Pharmacopedia does not cross-reference proprietary commercial drug-information databases (Micromedex, Lexicomp, Clinical Pharmacology, etc.). Those products are valuable inside the institutions that subscribe to them; Pharmacopedia's job is to be the freely available source, not to link to paywalled ones.

Pharmacopedia's own identifiers

Pharmacopedia issues its own permanent identifiers per page and per claim. The format is:

 pcp:<type>:<base32>

Where <type> is page, claim, or one of a small set of structured types, and <base32> is a stable suffix. Once issued, an identifier resolves forever, even if the page is renamed or merged. See Pharmacopedia:Permanent identifiers for the full specification when it is published.

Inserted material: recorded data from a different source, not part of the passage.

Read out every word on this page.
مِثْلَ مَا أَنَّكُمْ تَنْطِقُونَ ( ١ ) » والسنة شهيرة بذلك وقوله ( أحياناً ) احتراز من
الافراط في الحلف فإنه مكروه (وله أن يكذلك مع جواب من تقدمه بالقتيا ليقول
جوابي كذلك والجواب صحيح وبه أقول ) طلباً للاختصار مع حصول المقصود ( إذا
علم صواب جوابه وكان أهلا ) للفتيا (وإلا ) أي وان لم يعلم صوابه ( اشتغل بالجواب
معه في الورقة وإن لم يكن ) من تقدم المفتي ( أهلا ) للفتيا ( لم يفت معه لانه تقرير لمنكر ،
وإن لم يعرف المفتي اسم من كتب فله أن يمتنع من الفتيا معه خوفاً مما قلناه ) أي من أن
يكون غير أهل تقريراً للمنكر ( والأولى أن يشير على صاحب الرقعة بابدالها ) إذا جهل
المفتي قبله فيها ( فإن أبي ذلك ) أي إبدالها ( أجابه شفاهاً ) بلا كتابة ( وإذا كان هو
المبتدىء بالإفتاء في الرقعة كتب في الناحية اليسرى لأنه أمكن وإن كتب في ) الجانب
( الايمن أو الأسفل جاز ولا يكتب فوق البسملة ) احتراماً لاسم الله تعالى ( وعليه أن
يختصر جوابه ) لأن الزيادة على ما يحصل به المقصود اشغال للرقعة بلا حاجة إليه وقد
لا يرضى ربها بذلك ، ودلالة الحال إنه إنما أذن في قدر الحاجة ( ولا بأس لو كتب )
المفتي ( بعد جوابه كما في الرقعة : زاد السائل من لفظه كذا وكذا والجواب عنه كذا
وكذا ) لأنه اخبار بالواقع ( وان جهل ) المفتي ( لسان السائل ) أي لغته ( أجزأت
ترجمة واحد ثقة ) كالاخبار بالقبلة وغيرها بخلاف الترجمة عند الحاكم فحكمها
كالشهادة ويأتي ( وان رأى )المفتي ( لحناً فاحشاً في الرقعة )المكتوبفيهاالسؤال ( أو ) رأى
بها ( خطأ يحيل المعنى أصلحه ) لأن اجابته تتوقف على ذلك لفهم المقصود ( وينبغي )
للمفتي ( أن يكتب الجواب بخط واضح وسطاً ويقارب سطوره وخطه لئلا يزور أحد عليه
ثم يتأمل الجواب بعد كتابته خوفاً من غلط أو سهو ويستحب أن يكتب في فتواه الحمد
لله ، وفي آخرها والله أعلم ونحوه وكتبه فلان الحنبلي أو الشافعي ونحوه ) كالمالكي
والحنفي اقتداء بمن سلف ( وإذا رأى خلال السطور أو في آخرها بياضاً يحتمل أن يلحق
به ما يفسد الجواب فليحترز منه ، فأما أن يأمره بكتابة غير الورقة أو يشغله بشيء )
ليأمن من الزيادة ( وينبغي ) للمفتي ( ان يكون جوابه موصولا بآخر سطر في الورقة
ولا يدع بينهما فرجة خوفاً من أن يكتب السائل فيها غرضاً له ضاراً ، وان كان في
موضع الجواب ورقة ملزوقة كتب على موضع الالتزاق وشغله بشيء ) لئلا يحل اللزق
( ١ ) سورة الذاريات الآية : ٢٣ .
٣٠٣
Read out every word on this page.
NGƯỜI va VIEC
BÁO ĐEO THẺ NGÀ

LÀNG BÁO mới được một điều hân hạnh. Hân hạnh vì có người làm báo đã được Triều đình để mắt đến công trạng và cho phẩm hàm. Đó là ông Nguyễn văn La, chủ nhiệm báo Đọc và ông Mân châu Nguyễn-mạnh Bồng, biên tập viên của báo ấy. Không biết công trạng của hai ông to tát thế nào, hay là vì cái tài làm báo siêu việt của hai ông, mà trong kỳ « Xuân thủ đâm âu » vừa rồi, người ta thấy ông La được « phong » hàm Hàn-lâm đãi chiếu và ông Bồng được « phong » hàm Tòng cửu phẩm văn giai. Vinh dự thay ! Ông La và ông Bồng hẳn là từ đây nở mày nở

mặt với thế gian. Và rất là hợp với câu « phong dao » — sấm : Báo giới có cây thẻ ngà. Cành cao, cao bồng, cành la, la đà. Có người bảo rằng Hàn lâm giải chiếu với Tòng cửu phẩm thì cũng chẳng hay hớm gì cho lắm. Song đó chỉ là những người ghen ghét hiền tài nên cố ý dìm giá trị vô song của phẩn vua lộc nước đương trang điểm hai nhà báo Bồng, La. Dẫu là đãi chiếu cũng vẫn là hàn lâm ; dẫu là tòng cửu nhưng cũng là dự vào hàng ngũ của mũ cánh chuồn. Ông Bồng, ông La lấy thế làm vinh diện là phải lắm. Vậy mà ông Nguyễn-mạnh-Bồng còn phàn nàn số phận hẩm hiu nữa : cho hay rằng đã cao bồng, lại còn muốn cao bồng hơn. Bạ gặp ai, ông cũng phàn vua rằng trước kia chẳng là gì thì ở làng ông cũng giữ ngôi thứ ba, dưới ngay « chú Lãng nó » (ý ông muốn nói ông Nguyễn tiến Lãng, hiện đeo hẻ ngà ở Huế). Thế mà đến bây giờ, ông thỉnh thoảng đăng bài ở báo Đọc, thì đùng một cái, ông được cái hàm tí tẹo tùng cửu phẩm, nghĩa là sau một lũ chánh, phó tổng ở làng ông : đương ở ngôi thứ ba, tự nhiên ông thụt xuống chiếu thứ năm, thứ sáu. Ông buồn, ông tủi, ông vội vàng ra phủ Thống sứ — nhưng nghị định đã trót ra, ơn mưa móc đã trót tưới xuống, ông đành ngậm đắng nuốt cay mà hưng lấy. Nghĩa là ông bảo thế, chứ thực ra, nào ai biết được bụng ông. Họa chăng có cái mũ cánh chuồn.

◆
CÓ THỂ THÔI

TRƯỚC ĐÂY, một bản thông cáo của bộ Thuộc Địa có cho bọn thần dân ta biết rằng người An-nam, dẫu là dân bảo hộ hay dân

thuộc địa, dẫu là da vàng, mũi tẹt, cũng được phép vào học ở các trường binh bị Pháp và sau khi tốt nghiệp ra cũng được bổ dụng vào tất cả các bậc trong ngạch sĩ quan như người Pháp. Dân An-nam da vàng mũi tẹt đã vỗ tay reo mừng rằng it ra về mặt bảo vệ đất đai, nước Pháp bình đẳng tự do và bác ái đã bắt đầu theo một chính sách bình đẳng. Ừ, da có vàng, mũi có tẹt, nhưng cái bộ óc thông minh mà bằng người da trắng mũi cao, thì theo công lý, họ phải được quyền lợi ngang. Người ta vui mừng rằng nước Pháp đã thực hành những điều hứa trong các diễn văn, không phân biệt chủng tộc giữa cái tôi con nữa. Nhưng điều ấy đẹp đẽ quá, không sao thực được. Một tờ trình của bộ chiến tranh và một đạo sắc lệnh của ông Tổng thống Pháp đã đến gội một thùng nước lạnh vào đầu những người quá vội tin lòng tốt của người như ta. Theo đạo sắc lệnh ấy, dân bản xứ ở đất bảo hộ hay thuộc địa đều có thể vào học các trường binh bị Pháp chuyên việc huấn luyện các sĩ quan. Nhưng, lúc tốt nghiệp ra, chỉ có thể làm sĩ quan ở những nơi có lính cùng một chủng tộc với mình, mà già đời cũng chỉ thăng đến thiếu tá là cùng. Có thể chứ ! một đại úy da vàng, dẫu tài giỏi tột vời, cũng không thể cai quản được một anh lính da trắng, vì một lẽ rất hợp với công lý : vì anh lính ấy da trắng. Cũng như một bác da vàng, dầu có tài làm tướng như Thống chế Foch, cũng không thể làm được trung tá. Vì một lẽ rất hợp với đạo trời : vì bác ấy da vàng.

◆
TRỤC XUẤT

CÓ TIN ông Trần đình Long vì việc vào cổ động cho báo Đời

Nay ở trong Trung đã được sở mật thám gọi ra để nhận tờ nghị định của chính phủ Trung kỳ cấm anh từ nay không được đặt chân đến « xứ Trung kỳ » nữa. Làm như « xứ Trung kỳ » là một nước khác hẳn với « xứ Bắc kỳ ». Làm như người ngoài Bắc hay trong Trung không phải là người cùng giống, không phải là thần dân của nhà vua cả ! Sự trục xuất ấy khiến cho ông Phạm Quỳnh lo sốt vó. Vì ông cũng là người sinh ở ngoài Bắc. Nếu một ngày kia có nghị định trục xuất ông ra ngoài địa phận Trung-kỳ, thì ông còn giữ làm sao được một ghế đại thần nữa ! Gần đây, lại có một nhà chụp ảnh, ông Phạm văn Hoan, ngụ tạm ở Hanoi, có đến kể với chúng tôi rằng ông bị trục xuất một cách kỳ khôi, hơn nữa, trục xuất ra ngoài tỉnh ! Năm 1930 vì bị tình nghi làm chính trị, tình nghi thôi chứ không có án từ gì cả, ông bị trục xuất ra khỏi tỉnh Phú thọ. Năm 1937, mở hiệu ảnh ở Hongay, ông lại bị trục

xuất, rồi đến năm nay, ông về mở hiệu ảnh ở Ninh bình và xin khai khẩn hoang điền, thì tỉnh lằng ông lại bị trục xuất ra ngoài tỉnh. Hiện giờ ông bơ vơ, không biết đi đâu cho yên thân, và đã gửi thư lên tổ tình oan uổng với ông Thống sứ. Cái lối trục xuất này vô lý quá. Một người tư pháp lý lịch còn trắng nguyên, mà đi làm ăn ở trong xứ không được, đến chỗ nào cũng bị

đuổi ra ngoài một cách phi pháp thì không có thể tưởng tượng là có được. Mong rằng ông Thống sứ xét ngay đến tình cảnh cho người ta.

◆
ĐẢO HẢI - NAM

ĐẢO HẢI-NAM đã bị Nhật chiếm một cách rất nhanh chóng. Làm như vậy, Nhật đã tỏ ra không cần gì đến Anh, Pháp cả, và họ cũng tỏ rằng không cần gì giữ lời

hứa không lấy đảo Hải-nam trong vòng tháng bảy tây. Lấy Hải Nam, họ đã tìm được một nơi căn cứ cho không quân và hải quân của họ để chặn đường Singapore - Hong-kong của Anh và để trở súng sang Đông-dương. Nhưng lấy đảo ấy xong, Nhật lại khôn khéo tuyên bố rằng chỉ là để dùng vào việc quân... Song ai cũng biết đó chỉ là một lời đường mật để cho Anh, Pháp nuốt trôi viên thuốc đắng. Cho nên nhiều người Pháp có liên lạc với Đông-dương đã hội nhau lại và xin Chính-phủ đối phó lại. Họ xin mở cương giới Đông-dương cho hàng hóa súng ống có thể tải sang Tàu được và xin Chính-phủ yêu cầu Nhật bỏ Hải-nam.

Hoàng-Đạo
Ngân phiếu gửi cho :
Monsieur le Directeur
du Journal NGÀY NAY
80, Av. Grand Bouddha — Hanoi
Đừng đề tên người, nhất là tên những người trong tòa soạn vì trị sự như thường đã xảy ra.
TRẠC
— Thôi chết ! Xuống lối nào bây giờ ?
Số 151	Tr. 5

Reuse: how to cite Pharmacopedia

Pharmacopedia content is freely reusable under CC BY-SA 4.0 (see Pharmacopedia:Reciprocity for AI-training specifics). When citing a Pharmacopedia page in your own writing, the recommended forms are:

Chicago
"<Page Title>." Pharmacopedia. Accessed YYYY-MM-DD. https://pharmacopedia.wiki/wiki/<Page_Title>
APA
Pharmacopedia. (YYYY). <Page Title>. Retrieved YYYY-MM-DD from https://pharmacopedia.wiki/wiki/<Page_Title>
Vancouver
Pharmacopedia [Internet]. <Page Title>. [cited YYYY-MM-DD]. Available from: https://pharmacopedia.wiki/wiki/<Page_Title>
BibTeX
Each page emits a @misc BibTeX entry via the citation widget in the page chrome.

Once per-claim PIDs are live, citations may also point to individual claims via:

 https://pharmacopedia.wiki/p/<pcp-claim-PID>

This is recommended when the citing work depends on a specific factual assertion within a Pharmacopedia page rather than the page as a whole.

Revision

This page was locked on 2026-05-28 as part of the institutional identity commitments. The "under licensing review" table changes as reviews complete; those updates are logged on Newsroom and reflected here without a separate revision-log entry. Structural changes to the sourcing hierarchy or the per-Perspective standards are material revisions and are logged here.